Let $[\theta_1,\theta_2, \dots, \theta_N]^\mathrm{T} \, \in \mathbb{R}^N$. The angles are not all identical (on the circle), i.e. $[\theta_1,\theta_2, \dots, \theta_N] \not \equiv c [1,1,\dots, 1]^\mathrm{T}\,\, \mathrm{mod}\,\, 2\pi$. Define matrices $C$ and $S$ as:

\begin{align} \begin{split} [C]_{jl}&= 1 \,\, \mathrm{if}\,\, j =l \\ [C]_{jl}&= \cos(\theta_j-\theta_l)\,\, \mathrm{if} \,\, j \neq l \end{split} \end{align}

and

\begin{align} \begin{split} [S]_{jl}&= 0 \,\, \mathrm{if}\,\, j =l \\ [S]_{jl}&= \sin(\theta_j-\theta_l)\,\,\mathrm{if} \,\, j \neq l\,. \end{split} \end{align}

Is it true that any $v$ that belongs to the nullspace of S also belongs to the nullspace of C?

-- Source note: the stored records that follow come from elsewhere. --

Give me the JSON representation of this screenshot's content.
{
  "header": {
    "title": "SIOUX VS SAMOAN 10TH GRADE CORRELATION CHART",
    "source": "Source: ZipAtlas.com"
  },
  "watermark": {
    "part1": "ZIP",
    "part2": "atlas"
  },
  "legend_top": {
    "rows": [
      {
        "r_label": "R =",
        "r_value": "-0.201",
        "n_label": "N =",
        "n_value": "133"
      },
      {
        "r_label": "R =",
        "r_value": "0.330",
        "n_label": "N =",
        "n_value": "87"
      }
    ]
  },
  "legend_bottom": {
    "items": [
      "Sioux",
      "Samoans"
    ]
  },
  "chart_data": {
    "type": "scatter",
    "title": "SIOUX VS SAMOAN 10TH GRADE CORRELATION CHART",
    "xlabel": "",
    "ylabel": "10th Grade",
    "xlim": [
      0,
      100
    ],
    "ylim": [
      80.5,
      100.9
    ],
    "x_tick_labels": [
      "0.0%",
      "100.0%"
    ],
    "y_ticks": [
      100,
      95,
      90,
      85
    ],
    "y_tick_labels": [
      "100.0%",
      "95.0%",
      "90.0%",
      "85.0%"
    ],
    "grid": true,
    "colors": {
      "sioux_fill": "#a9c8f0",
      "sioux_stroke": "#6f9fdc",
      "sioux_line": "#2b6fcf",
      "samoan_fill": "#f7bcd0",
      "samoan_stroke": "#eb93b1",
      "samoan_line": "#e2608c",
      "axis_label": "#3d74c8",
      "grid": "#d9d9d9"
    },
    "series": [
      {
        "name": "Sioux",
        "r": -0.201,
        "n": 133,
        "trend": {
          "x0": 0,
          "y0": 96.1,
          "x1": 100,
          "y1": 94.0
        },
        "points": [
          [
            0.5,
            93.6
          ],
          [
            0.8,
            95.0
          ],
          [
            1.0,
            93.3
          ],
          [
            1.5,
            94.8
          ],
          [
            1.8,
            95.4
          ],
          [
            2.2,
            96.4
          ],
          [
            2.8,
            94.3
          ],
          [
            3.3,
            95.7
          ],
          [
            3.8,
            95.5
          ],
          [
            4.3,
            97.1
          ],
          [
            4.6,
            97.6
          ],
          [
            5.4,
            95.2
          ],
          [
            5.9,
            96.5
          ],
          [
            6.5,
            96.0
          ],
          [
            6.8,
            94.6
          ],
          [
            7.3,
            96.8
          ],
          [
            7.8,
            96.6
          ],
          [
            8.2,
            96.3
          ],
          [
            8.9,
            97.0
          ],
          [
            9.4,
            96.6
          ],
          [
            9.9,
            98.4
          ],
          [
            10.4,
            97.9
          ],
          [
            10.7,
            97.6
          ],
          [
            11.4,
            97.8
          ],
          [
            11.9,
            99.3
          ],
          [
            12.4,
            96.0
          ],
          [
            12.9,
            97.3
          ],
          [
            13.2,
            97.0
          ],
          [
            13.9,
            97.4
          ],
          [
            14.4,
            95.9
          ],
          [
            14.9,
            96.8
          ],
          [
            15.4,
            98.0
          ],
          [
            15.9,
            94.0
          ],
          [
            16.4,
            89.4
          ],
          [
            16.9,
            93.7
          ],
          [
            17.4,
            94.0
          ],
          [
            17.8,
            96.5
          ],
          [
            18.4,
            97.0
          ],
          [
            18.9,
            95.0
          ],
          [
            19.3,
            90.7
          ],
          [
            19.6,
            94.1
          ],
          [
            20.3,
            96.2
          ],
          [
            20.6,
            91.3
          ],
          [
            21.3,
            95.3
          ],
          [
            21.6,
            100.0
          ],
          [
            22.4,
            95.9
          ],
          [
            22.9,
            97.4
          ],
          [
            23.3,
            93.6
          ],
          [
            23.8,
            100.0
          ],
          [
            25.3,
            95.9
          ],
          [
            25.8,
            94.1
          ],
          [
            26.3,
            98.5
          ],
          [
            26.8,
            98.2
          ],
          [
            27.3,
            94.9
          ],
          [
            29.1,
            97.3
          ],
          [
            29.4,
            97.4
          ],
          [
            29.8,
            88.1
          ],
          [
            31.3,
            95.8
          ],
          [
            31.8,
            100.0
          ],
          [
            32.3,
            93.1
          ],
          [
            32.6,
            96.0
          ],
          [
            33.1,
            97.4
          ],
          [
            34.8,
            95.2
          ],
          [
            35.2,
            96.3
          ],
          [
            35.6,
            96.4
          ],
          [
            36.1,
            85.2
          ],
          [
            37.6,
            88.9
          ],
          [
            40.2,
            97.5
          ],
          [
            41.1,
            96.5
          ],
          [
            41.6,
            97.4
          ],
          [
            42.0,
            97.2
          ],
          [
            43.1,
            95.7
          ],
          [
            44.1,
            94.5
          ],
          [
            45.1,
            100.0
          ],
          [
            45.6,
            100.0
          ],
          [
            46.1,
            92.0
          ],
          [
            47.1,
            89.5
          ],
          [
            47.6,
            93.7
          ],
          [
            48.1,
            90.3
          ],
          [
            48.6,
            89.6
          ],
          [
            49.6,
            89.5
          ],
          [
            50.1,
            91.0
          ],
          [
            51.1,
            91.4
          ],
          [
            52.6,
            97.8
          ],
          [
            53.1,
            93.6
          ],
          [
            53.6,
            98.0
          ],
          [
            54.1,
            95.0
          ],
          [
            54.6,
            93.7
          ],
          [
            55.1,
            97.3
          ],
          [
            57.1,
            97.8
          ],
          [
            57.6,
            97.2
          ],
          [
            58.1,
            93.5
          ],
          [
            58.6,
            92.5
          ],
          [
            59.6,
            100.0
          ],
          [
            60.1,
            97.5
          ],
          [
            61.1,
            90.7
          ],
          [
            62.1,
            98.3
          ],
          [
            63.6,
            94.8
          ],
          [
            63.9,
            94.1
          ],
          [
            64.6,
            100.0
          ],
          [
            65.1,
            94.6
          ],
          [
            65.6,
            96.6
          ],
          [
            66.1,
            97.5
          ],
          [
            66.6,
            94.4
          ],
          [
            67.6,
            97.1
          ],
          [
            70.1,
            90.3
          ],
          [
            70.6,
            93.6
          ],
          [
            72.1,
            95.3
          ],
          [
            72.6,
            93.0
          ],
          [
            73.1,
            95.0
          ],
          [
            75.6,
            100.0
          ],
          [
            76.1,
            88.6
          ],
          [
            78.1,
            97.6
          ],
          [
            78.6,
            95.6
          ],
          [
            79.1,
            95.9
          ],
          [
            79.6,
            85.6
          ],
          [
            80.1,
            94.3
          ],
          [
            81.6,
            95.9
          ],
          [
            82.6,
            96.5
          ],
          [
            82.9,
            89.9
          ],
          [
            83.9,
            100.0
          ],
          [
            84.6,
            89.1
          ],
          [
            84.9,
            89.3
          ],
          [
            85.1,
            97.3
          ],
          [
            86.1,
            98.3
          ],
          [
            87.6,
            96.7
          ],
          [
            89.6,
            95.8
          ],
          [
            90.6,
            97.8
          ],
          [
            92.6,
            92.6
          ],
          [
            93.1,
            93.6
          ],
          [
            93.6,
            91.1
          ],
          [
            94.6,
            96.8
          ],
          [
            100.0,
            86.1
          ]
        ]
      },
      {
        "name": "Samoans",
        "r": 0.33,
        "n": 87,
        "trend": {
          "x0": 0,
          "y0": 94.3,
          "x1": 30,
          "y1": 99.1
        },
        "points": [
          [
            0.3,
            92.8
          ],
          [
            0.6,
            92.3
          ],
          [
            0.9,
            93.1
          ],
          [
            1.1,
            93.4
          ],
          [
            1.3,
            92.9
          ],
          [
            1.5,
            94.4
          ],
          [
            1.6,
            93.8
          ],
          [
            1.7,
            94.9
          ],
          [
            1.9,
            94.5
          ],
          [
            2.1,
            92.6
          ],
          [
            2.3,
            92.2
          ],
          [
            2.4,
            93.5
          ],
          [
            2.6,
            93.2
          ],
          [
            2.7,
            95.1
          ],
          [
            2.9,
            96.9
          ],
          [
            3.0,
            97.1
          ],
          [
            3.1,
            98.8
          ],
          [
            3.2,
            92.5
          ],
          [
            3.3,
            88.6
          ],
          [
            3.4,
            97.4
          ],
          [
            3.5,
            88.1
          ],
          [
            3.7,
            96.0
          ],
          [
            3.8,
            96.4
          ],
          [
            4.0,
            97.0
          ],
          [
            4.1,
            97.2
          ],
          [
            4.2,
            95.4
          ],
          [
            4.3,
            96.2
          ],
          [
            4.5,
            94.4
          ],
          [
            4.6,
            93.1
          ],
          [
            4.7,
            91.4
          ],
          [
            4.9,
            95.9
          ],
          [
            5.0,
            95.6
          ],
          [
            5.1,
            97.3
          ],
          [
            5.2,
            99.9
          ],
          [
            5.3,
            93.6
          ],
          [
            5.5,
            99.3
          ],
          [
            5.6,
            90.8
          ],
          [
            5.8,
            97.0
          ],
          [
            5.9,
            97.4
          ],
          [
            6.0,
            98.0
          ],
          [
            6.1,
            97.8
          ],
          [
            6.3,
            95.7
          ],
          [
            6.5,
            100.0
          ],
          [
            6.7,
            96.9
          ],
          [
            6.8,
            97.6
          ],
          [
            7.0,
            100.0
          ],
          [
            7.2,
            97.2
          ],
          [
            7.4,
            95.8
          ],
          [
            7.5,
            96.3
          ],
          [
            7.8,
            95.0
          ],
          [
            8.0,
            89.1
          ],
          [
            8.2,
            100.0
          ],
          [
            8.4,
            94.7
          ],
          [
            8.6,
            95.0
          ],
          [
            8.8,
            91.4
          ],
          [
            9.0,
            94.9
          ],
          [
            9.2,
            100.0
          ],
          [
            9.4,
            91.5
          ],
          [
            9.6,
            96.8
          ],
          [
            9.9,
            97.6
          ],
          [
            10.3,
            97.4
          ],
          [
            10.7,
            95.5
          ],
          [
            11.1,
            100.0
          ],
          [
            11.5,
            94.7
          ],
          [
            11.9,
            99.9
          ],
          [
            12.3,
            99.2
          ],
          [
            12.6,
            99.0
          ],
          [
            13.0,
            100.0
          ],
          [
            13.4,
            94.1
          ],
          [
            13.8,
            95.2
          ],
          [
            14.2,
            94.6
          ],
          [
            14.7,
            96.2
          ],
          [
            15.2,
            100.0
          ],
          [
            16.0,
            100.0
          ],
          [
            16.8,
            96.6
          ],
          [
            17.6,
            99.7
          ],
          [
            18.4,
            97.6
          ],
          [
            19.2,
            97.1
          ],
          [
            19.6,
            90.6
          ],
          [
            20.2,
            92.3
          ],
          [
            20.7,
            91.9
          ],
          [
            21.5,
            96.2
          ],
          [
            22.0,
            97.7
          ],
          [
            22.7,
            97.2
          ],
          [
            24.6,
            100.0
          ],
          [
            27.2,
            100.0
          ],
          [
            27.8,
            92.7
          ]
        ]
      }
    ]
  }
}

My repeated simulations in MATLAB with randomly generated $[\theta_1,\theta_2, \dots, \theta_N]^\mathrm{T}$ seems to suggest that $C$ and $S$ are rank $2$ and any eigenvectors with $0$ eigenvalue for one is an eigenvector with $0$ eigenvalue for the other.